The Ohio Department of Transportation (ODOT) is the winner of the 2016 James B. Sorenson Award for Excellence in Pavement Preservation.
The Sorenson Award is presented each year by FP2 Inc. to recognize superior pavement preservation practice, usually to a city, county or state agency. It was presented this year to Patrick Bierl, design engineer, and Eric Biehl, P.E., asphalt materials engineer, Ohio DOT at an awards luncheon Oct. 13 during the 2016 National Pavement Preservation Conference in Nashville.
Faced with aging infrastructure, increased demands, and stagnant funding, ODOT developed a transportation asset management plan to coordinate management of its major assets of pavement, bridges and culverts.

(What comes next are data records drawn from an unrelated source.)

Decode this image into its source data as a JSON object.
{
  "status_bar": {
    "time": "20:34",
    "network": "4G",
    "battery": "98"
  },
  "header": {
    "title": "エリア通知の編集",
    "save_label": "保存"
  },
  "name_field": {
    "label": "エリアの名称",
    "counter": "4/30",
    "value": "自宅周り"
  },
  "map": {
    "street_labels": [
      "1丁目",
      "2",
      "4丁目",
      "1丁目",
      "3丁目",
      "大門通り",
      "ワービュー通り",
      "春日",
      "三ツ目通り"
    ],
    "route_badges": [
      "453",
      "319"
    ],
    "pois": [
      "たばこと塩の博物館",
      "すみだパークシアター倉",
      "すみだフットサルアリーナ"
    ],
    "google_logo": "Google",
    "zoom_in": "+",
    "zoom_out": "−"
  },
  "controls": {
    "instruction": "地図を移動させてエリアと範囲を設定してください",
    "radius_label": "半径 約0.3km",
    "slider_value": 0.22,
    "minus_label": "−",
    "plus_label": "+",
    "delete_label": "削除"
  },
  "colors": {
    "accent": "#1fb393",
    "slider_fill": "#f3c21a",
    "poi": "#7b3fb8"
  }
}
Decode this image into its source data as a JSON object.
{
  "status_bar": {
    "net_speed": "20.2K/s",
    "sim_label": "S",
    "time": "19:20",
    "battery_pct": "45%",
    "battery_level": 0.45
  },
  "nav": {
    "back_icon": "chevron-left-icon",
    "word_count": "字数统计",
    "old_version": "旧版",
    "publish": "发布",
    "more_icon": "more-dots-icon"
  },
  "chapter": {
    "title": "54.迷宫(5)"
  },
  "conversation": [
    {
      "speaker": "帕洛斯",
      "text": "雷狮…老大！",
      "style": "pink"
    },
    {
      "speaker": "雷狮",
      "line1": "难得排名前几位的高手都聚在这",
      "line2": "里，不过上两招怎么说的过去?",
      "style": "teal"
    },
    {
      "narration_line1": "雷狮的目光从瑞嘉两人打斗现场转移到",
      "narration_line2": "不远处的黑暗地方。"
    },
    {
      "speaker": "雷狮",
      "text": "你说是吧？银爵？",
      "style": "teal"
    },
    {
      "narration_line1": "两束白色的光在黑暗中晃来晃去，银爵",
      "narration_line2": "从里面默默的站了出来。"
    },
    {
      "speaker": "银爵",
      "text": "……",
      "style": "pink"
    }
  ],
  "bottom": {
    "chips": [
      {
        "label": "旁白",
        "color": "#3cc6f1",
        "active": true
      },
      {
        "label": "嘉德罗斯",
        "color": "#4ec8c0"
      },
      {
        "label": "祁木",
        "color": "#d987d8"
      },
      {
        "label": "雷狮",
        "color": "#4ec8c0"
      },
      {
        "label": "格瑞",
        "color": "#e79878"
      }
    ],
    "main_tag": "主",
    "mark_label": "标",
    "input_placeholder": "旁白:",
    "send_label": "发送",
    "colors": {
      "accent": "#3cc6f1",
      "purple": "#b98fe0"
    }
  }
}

ODOT’s mission statement includes taking care of its capital assets, and making the system work better. What was missing were tools and methods to consistently manage our assets across the state. ODOT is divided into 12 districts, and there were 12 different methods of managing the assets.
While every district was meeting the goals set at the time, those goals encouraged a worst-first approach to managing pavements. In recognition of the challenges with funding and the realization that a worst-first approach may not be the best, ODOT’s executive management in 2014 determined that a change in how it manages and measures its assets was needed.

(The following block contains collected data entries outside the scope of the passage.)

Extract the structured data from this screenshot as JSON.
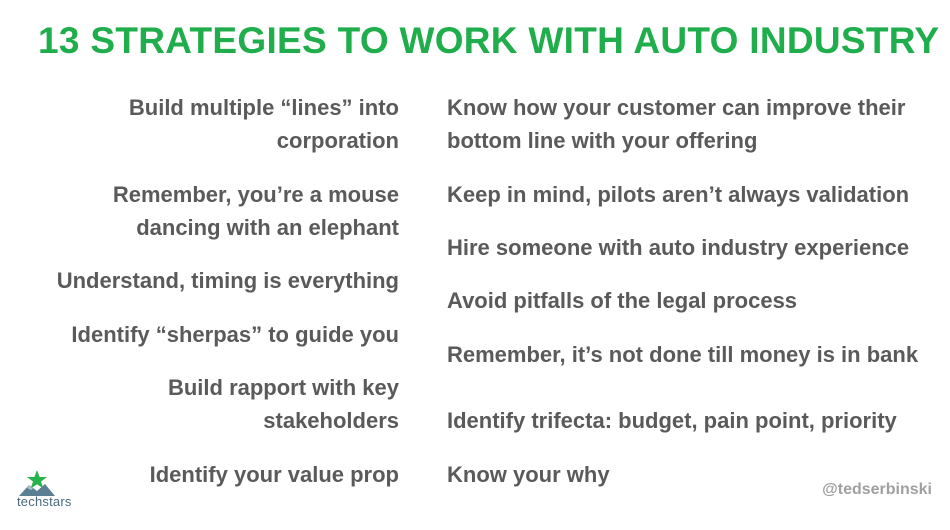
{
  "title": "13 STRATEGIES TO WORK WITH AUTO INDUSTRY",
  "left_items": [
    [
      "Build multiple “lines” into",
      "corporation"
    ],
    [
      "Remember, you’re a mouse",
      "dancing with an elephant"
    ],
    [
      "Understand, timing is everything"
    ],
    [
      "Identify “sherpas” to guide you"
    ],
    [
      "Build rapport with key",
      "stakeholders"
    ],
    [
      "Identify your value prop"
    ]
  ],
  "right_items": [
    [
      "Know how your customer can improve their",
      "bottom line with your offering"
    ],
    [
      "Keep in mind, pilots aren’t always validation"
    ],
    [
      "Hire someone with auto industry experience"
    ],
    [
      "Avoid pitfalls of the legal process"
    ],
    [
      "Remember, it’s not done till money is in bank"
    ],
    [
      "Identify trifecta: budget, pain point, priority"
    ],
    [
      "Know your why"
    ]
  ],
  "logo_text": "techstars",
  "handle": "@tedserbinski",
  "colors": {
    "title": "#1fae4b",
    "text": "#5a5a5a",
    "handle": "#a0a0a0"
  }
}
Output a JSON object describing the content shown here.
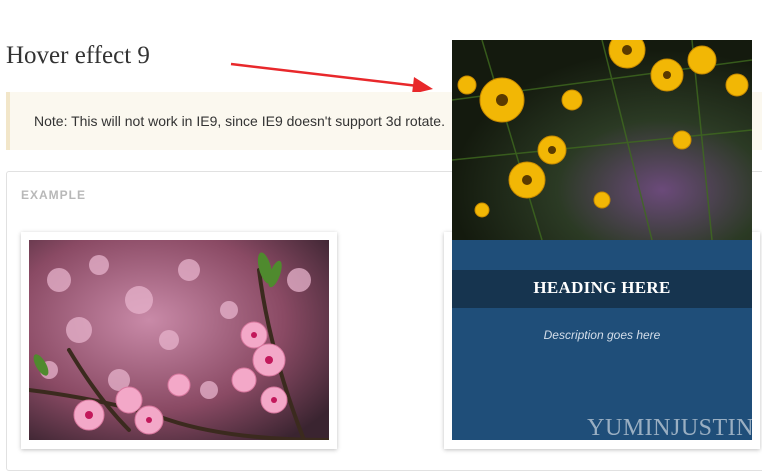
{
  "page": {
    "title": "Hover effect 9"
  },
  "note": {
    "text": "Note: This will not work in IE9, since IE9 doesn't support 3d rotate."
  },
  "example": {
    "label": "EXAMPLE"
  },
  "flip_card": {
    "heading": "HEADING HERE",
    "description": "Description goes here",
    "panel_color": "#1f4e79",
    "band_color": "#16344f"
  },
  "watermark": "YUMINJUSTIN",
  "colors": {
    "arrow": "#e8282b",
    "note_bg": "#fbf8ef"
  }
}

One of the first changes made was creation of critical success factors (CSFs), designed to measure success. The pavement CSF, outlined later, was specifically designed to move away from the worst-first mentality. ODOT also needed to change the culture within the organization as well as educate the public and get the industry onboard.
Part of changing the culture included educating ODOT forces on successful preservation techniques used in other states. In addition to other achievements, a website was developed to house all the information and make it available to the public. The website can be found at Transportation.ohio.gov/preservation.